Ce fut al-Baghdadi qui envoya en Syrie un contingent d’Hommes en Noir établir le Jabhat al-Nosra (les « bons terroristes », vous vous souvenez ?). Il a peut-être quitté le Jabhat à la fin de 2013, mais il a toujours en charge une vaste étendue désertique qui s’étend du nord de la Syrie à l’ouest de l’Irak. Il est le nouvel Oussama ben Laden (le très talentueux qui continue, toujours, de produire des capos), l’Emir quasi-assuré d’un califat désertique islamiquement correct au cour du Levant.

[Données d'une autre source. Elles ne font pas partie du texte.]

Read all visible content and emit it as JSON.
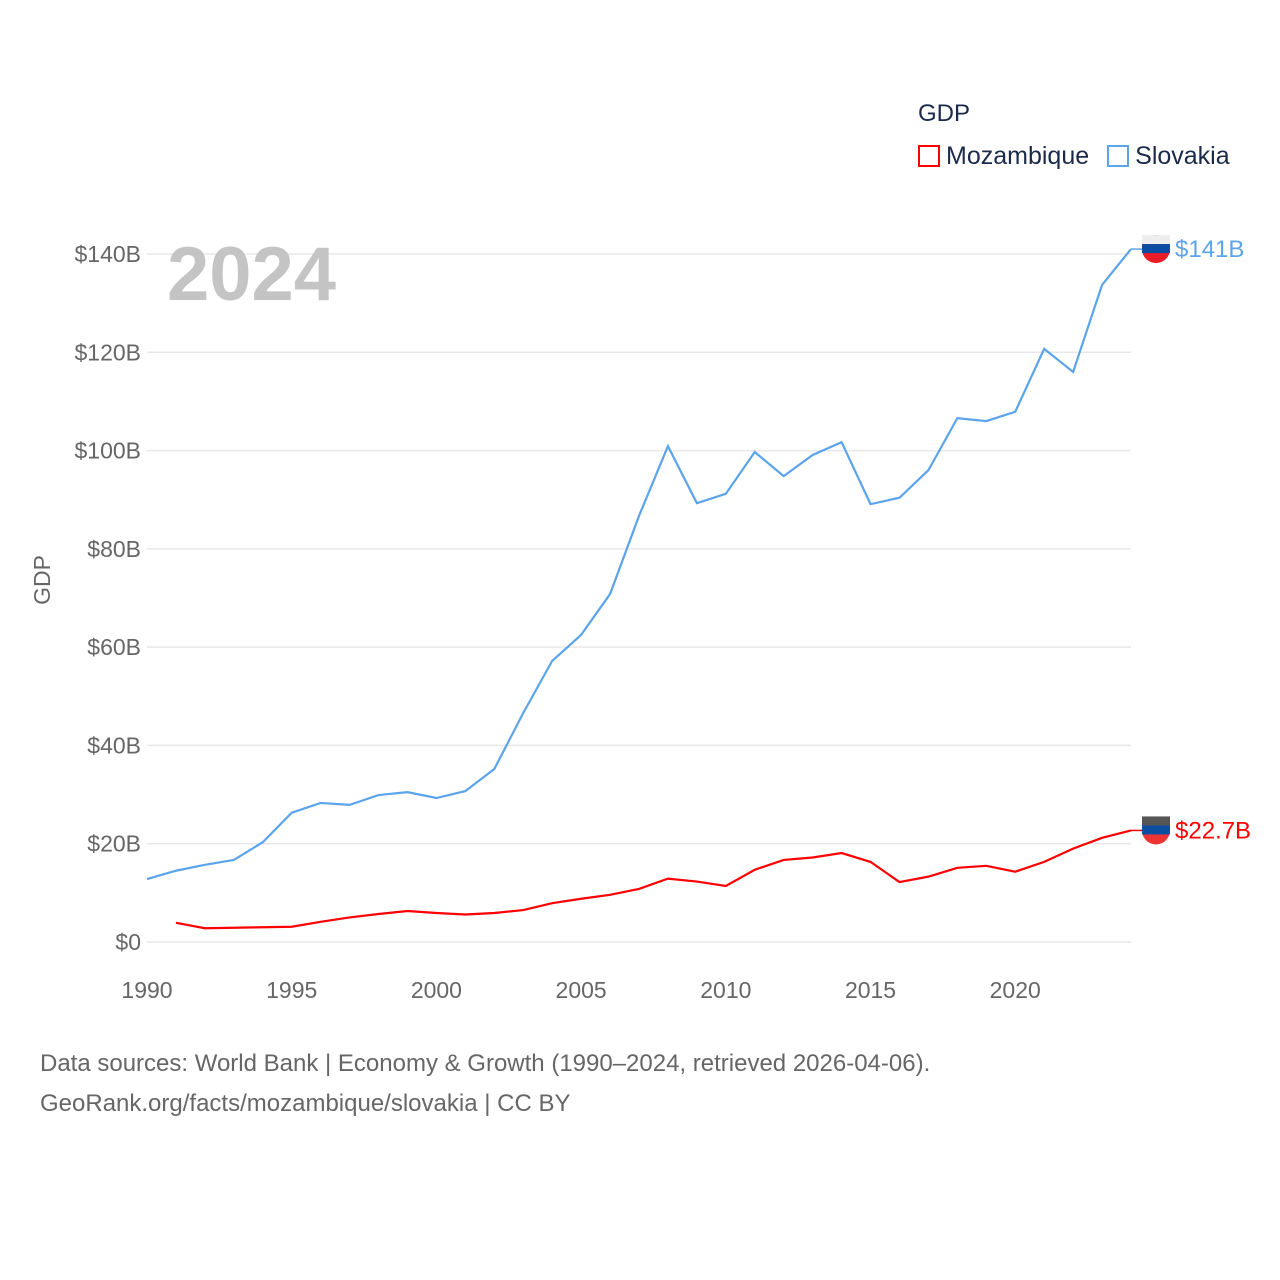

Oubliez Oussama dans l’Hindou-Kouch, la nouvelle version est tellement plus sexy
Un Sunnistan pur et dur entre le nord de l’Irak kurde et le sud chiite, nageant dans le pétrole, s’étendant jusqu’à Alep, Raqqa et Deir ez-Zor en Syrie, entre les deux fleuves - le Tigre et l’Euphrate - et Mossoul pour capitale, retrouvant ainsi son rôle ancestral de pivot entre les deux fleuves et la Méditerranée. Sykes-Picot, souffrez en silence !
Il est évident qu’al-Bagdadi n’aurait pas pu réaliser cette impressionnante prouesse tout seul. Entre en scène son acolyte, un « vestige » de premier choix de Saddam, le théoricien extraordinaire du parti Baas, Izzaat Ibrahim al-Douri, qui se trouve être originaire de la ville stratégique de Mossoul. Et surtout, arrive le Conseil Militaire Général des Révolutionnaires irakiens - une organisation redoutablement « secrète » qui a eu l’astuce de dribbler, à l’instar d’une sorte d’hybride de Lionel Messi et de Luiz Suarez, tout l’appareil des services de renseignements occidentaux, y compris l’orwellienne-panoptique NSA.
Eh bien, pas vraiment ! Parce que cette coalition EIIL/baasiste des bonnes volontés a été négociée par nul autre que Bandar Bush, lorsqu’il était encore actif, avec l’aide cruciale et latérale du Premier ministre turc Erdogan. Impossible de retracer tout ça jusqu’à Washington.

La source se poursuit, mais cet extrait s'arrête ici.